Activated microglia in the spinal cord in response to nerve injury can enhance the synaptic transmission of spinal dorsal horn neurons through various cell surface receptors and pro-inflammatory factors, and thus participate in the occurrence and development of NP [6]. In the present study, we observed a significant increase in Iba-1+ cells (microglial marker) in rat L4–L6 spinal cord segments following CCI, indicating microglial activation following NP. Our results were consistent with previous studies [23, 24].

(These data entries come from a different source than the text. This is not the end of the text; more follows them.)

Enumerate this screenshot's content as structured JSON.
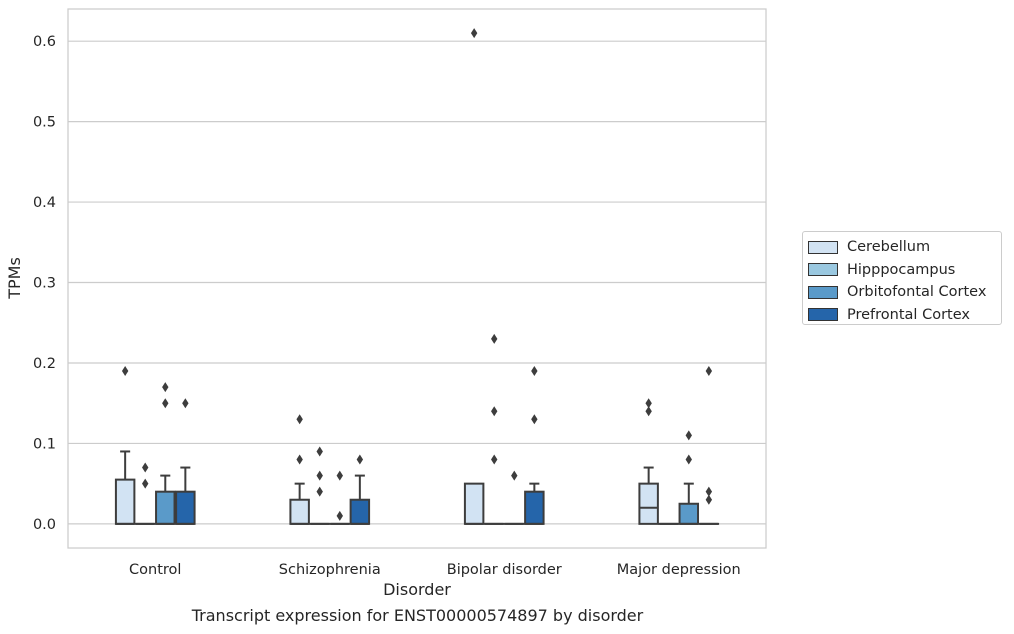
{
  "chart_data": {
    "type": "boxplot",
    "xlabel": "Disorder",
    "ylabel": "TPMs",
    "categories": [
      "Control",
      "Schizophrenia",
      "Bipolar disorder",
      "Major depression"
    ],
    "ylim": [
      -0.03,
      0.64
    ],
    "yticks": [
      0.0,
      0.1,
      0.2,
      0.3,
      0.4,
      0.5,
      0.6
    ],
    "ytick_labels": [
      "0.0",
      "0.1",
      "0.2",
      "0.3",
      "0.4",
      "0.5",
      "0.6"
    ],
    "grid": "horizontal",
    "legend_position": "right",
    "series": [
      {
        "name": "Cerebellum",
        "color": "#d2e3f3",
        "boxes": [
          {
            "min": 0,
            "q1": 0,
            "median": 0,
            "q3": 0.055,
            "max": 0.09,
            "outliers": [
              0.19
            ]
          },
          {
            "min": 0,
            "q1": 0,
            "median": 0,
            "q3": 0.03,
            "max": 0.05,
            "outliers": [
              0.08,
              0.13
            ]
          },
          {
            "min": 0,
            "q1": 0,
            "median": 0,
            "q3": 0.05,
            "max": 0.05,
            "outliers": [
              0.61
            ]
          },
          {
            "min": 0,
            "q1": 0,
            "median": 0.02,
            "q3": 0.05,
            "max": 0.07,
            "outliers": [
              0.14,
              0.15
            ]
          }
        ]
      },
      {
        "name": "Hipppocampus",
        "color": "#9ac8e0",
        "boxes": [
          {
            "min": 0,
            "q1": 0,
            "median": 0,
            "q3": 0,
            "max": 0,
            "outliers": [
              0.05,
              0.07
            ]
          },
          {
            "min": 0,
            "q1": 0,
            "median": 0,
            "q3": 0,
            "max": 0,
            "outliers": [
              0.04,
              0.06,
              0.09
            ]
          },
          {
            "min": 0,
            "q1": 0,
            "median": 0,
            "q3": 0,
            "max": 0,
            "outliers": [
              0.08,
              0.14,
              0.23
            ]
          },
          {
            "min": 0,
            "q1": 0,
            "median": 0,
            "q3": 0,
            "max": 0,
            "outliers": []
          }
        ]
      },
      {
        "name": "Orbitofontal Cortex",
        "color": "#5a9ac9",
        "boxes": [
          {
            "min": 0,
            "q1": 0,
            "median": 0,
            "q3": 0.04,
            "max": 0.06,
            "outliers": [
              0.15,
              0.17
            ]
          },
          {
            "min": 0,
            "q1": 0,
            "median": 0,
            "q3": 0,
            "max": 0,
            "outliers": [
              0.01,
              0.06
            ]
          },
          {
            "min": 0,
            "q1": 0,
            "median": 0,
            "q3": 0,
            "max": 0,
            "outliers": [
              0.06
            ]
          },
          {
            "min": 0,
            "q1": 0,
            "median": 0,
            "q3": 0.025,
            "max": 0.05,
            "outliers": [
              0.08,
              0.11
            ]
          }
        ]
      },
      {
        "name": "Prefrontal Cortex",
        "color": "#2565aa",
        "boxes": [
          {
            "min": 0,
            "q1": 0,
            "median": 0,
            "q3": 0.04,
            "max": 0.07,
            "outliers": [
              0.15
            ]
          },
          {
            "min": 0,
            "q1": 0,
            "median": 0,
            "q3": 0.03,
            "max": 0.06,
            "outliers": [
              0.08
            ]
          },
          {
            "min": 0,
            "q1": 0,
            "median": 0,
            "q3": 0.04,
            "max": 0.05,
            "outliers": [
              0.13,
              0.19
            ]
          },
          {
            "min": 0,
            "q1": 0,
            "median": 0,
            "q3": 0,
            "max": 0,
            "outliers": [
              0.03,
              0.04,
              0.19
            ]
          }
        ]
      }
    ]
  },
  "caption": "Transcript expression for ENST00000574897 by disorder"
}
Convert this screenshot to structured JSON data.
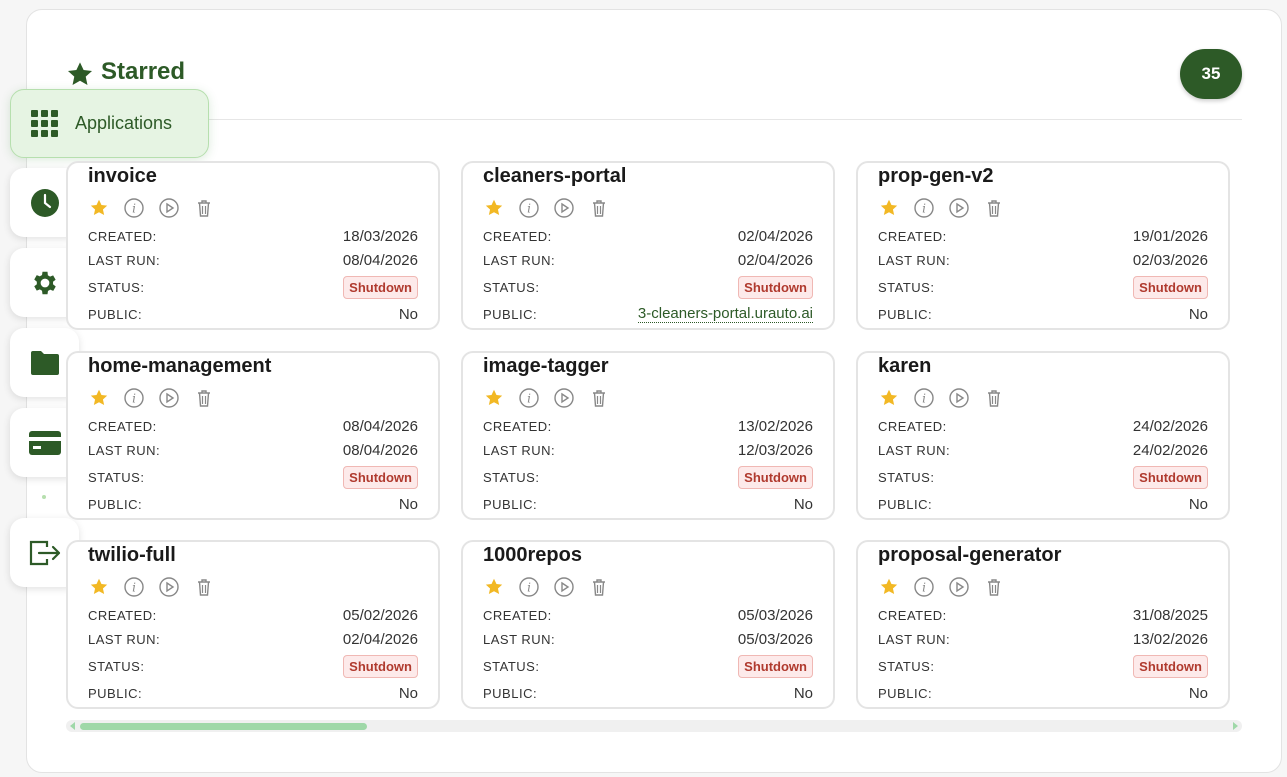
{
  "header": {
    "title": "Starred",
    "count": "35"
  },
  "sidebar": {
    "active_label": "Applications",
    "items": [
      "applications",
      "history",
      "settings",
      "files",
      "billing",
      "logout"
    ]
  },
  "labels": {
    "created": "CREATED:",
    "last_run": "LAST RUN:",
    "status": "STATUS:",
    "public": "PUBLIC:"
  },
  "colors": {
    "brand": "#2d5a27",
    "star": "#f2b824",
    "shutdown": "#b03a2e",
    "active_bg": "#e6f4e3"
  },
  "apps": [
    {
      "name": "invoice",
      "created": "18/03/2026",
      "last_run": "08/04/2026",
      "status": "Shutdown",
      "public": "No"
    },
    {
      "name": "cleaners-portal",
      "created": "02/04/2026",
      "last_run": "02/04/2026",
      "status": "Shutdown",
      "public": "3-cleaners-portal.urauto.ai"
    },
    {
      "name": "prop-gen-v2",
      "created": "19/01/2026",
      "last_run": "02/03/2026",
      "status": "Shutdown",
      "public": "No"
    },
    {
      "name": "home-management",
      "created": "08/04/2026",
      "last_run": "08/04/2026",
      "status": "Shutdown",
      "public": "No"
    },
    {
      "name": "image-tagger",
      "created": "13/02/2026",
      "last_run": "12/03/2026",
      "status": "Shutdown",
      "public": "No"
    },
    {
      "name": "karen",
      "created": "24/02/2026",
      "last_run": "24/02/2026",
      "status": "Shutdown",
      "public": "No"
    },
    {
      "name": "twilio-full",
      "created": "05/02/2026",
      "last_run": "02/04/2026",
      "status": "Shutdown",
      "public": "No"
    },
    {
      "name": "1000repos",
      "created": "05/03/2026",
      "last_run": "05/03/2026",
      "status": "Shutdown",
      "public": "No"
    },
    {
      "name": "proposal-generator",
      "created": "31/08/2025",
      "last_run": "13/02/2026",
      "status": "Shutdown",
      "public": "No"
    }
  ]
}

Then we explored whether the analgesic effect of BTX-A was associated with its regulation of microglial polarization. Evidence suggests that microglial M1 polarization and the subsequent neuroinflammation play a vital role in the development of NP. Piotrowska et al. [11] reported that chronic intrathecal administration of maraviroc diminished NP symptoms and nociceptive threshold as well as decreased levels of pro-inflammatory cytokines in Wistar rats post-CCI. Convincing researches have indicated that switching microglial polarization from the pro-inflammatory M1 phenotype to the anti-inflammatory M2 phenotype represents a novel therapeutic strategy for NP [10-13]. For example, Willemen et al. [13] proposed that persistent hyperalgesia in GRK2 (G protein-coupled receptor kinase)-deficient mice was associated with an increased ratio of M1/M2 type markers in spinal cord microglia/macrophages. Intrathecal miR-124 treatment could alleviate NP by restoring spinal M1/M2 markers, indicating that the phenotypic transition of M1/M2 microglia is critical for the relief of NP. To our knowledge, this study is the first to demonstrate that BTX-A administration induces microglial polarization toward the M2 phenotype.

Further in vitro assays in this investigation confirmed that BTX-A treatment promoted microglial M2 polarization in LPS-stimulated rat HAPI microglial cells. P2X7 receptor is highly expressed in the DRG of NP rats and is implicated in the pain transmission and the occurrence of NP [19, 25]. Silencing of long non-coding RNA NONRATT021972 has been shown to reduce mechanical and thermal hyperalgesia in diabetic rats through decreasing the P2X7 receptor in DRG [19]. It was reported that P2X7 receptor plays a role in regulating microglial M1/M2 polarization. Inhibition of P2X7 receptor could inhibit microglial M1 polarization in ischaemic conditions [22]. To our knowledge, the current study provided the first evidence that BTX-A promotes microglial M2 polarization by decreasing P2X7 expression in LPS-stimulated HAPI cells.

Conclusions

In conclusion, this study demonstrates that BTX-A promotes microglial M2 polarization and suppresses CCI-induced NP through suppressing the P2X7 receptor. These findings provide new insights into the mechanism of BTX-A in relieving NP.

Additional file 1: Fig. S1. Immunofluorescence double-labeling of P2X7 and CD11b or MAP2 in rat L4-L6 spinal cord segments. MAP2 for neuron, CD11b for microglia; DAPI for nuclear. Scale bar, 25 μm.